Importantly, this allegory is closely connected with the central idea that reigned in the Medieval Times. Priests stressed the idea that the entire history is a story written by God. More so, the priests often used allegories revealing the idea that “only God – its author – really knew, in detail, what the story was” (Vitz 112). God was knowledgeable and people could not see the whole picture and, hence, had to follow rules set.
Admittedly, people could not think of the purpose of their life and they could not try to change it as it was against God’s will. Of course, this was beneficial for the clergy who could take complete control over people who had to work and be almost slaves of the priests and nobility.
The fight of angels and demons for people’s souls is also an important allegory used by priests. Thus, dying people are often depicted in the center of the battle. The battle stands for passions that can overcome people and people’s duty to resist temptations. Again, these temptations are not only connected with such simple things as being good to people and living simple lives. One of major virtues was being submissive and following the rules set by priests. Therefore, the battle of demons and angels is a reminder for people to live in a righteous way to get the most important thing in the world, afterlife in paradise.

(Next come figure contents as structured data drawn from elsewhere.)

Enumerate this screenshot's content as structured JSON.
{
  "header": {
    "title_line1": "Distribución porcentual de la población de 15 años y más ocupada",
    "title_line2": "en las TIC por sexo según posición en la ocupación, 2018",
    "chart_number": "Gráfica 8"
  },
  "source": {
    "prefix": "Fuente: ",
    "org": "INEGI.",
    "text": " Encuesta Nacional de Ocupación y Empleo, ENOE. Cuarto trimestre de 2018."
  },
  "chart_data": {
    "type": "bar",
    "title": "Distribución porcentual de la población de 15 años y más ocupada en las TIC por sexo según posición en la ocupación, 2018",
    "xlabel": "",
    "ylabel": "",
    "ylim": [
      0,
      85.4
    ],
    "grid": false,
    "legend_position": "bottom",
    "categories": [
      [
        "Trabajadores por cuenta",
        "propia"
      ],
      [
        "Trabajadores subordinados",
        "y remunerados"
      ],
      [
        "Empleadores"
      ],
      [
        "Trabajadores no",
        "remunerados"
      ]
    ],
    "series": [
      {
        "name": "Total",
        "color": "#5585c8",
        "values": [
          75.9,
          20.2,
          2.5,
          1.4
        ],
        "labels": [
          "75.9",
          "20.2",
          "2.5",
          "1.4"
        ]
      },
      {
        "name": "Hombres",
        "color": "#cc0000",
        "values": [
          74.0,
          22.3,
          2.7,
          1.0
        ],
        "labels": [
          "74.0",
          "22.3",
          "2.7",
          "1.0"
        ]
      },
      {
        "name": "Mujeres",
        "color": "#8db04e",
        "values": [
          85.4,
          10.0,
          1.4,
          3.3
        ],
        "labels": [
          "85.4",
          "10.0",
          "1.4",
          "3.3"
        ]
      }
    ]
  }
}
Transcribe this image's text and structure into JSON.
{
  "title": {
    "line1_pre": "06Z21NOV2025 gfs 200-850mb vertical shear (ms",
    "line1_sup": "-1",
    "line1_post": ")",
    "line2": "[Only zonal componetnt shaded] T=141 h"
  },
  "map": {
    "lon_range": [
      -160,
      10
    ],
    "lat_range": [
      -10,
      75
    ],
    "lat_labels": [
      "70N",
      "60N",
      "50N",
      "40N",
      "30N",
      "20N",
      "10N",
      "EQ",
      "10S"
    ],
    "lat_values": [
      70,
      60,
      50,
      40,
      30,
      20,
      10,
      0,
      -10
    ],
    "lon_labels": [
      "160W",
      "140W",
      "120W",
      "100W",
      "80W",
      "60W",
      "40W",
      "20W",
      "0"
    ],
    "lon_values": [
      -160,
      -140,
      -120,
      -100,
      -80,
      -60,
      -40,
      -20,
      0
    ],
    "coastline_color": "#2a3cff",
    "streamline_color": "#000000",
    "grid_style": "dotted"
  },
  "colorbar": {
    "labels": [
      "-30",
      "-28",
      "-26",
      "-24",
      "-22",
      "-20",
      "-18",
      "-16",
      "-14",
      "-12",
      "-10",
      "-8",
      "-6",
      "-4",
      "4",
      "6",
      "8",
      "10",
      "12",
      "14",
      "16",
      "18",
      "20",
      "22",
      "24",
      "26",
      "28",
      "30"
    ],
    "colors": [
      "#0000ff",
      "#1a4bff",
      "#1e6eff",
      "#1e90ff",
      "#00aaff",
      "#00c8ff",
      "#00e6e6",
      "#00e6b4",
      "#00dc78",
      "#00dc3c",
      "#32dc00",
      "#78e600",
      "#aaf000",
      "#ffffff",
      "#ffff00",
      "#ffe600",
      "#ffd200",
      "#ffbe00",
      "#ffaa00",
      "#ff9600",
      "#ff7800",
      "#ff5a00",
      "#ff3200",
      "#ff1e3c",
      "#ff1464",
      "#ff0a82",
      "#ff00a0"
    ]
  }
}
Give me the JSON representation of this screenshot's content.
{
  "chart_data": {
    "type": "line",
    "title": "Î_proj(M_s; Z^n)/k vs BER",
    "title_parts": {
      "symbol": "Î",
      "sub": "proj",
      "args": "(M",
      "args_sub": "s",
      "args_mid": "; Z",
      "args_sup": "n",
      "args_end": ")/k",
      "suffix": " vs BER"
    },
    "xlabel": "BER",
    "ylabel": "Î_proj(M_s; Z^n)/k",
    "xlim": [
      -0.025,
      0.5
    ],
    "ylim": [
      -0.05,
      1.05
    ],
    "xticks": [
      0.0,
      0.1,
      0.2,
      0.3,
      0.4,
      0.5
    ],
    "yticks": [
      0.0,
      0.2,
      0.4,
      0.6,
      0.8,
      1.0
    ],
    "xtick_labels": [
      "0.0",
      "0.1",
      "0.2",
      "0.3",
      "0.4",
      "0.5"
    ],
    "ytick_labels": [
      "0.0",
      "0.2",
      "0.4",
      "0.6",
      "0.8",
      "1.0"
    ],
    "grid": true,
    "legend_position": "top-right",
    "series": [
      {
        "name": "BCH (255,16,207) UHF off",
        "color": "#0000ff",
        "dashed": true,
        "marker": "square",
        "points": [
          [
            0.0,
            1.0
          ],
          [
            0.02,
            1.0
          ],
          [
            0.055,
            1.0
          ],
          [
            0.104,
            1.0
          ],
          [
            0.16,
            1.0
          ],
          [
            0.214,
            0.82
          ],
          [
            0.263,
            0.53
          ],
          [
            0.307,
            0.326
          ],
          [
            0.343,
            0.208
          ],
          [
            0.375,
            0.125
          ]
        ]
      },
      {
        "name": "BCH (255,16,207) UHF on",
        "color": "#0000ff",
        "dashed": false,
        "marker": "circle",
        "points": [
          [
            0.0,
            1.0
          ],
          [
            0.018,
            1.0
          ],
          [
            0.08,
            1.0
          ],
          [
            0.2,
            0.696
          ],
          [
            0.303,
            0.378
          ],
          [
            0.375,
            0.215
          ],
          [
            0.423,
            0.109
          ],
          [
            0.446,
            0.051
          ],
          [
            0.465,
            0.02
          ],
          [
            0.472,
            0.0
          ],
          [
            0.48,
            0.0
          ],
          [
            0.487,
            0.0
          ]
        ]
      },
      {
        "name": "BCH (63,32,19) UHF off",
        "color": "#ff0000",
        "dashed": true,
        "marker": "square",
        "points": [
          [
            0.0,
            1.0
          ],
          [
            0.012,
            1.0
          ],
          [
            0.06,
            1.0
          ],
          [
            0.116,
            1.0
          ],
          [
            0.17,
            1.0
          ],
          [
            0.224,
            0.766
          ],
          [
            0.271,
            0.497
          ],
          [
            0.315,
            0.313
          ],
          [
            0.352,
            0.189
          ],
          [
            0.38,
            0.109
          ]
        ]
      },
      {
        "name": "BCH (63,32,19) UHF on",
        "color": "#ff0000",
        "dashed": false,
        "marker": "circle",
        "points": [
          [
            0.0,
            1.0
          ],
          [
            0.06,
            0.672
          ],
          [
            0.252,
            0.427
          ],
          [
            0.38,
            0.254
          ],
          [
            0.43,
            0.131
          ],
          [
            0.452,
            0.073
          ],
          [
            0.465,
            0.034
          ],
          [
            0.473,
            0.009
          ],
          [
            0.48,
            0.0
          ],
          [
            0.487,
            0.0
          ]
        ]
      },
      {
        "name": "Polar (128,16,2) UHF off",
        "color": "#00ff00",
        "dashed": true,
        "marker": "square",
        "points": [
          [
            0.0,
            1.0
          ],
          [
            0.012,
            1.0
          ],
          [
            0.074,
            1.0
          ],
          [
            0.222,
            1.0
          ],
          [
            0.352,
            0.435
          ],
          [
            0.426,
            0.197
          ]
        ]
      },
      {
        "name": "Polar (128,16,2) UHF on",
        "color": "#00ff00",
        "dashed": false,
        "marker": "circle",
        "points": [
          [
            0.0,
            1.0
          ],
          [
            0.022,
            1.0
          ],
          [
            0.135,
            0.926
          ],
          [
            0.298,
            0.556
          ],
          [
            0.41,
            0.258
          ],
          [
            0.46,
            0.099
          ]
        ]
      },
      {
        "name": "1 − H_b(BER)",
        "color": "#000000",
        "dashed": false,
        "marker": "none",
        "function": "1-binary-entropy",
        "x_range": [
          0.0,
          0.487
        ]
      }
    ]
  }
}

Another important allegory is the Last Judgment. Apart from the judgment right after death, all souls are bound to be judged when the Doomsday comes. This is another trial all people have to remember of. The priests used this allegory quite often as they used it as a tool to make people obedient.
A very widespread allegory was also the idea of witchcraft. The priests started the war on witchcraft which was, in reality, in the vast majority of cases, a struggle against disobedience or attempts to think differently. A person could be condemned as a witch for trying to question the order established by the priests and/or nobility.
Thus, scientists who tried to reveal secrets of nature or women who could treat people with herbs were all seen as witches as they tried to do what only priests could do. Saving people or explaining secrets of nature were complete responsibilities of the priests who stressed that they were instruments of god. Clearly, this was a strong allegory as the priests created horrific pictures in people’s minds and they could keep all people in obedience.
Vitz, Evelyn Birge. Medieval Narratives and Modern Narratology: Subjects and Objects of Desire. New York, NY: NYU Press, 1992. Print.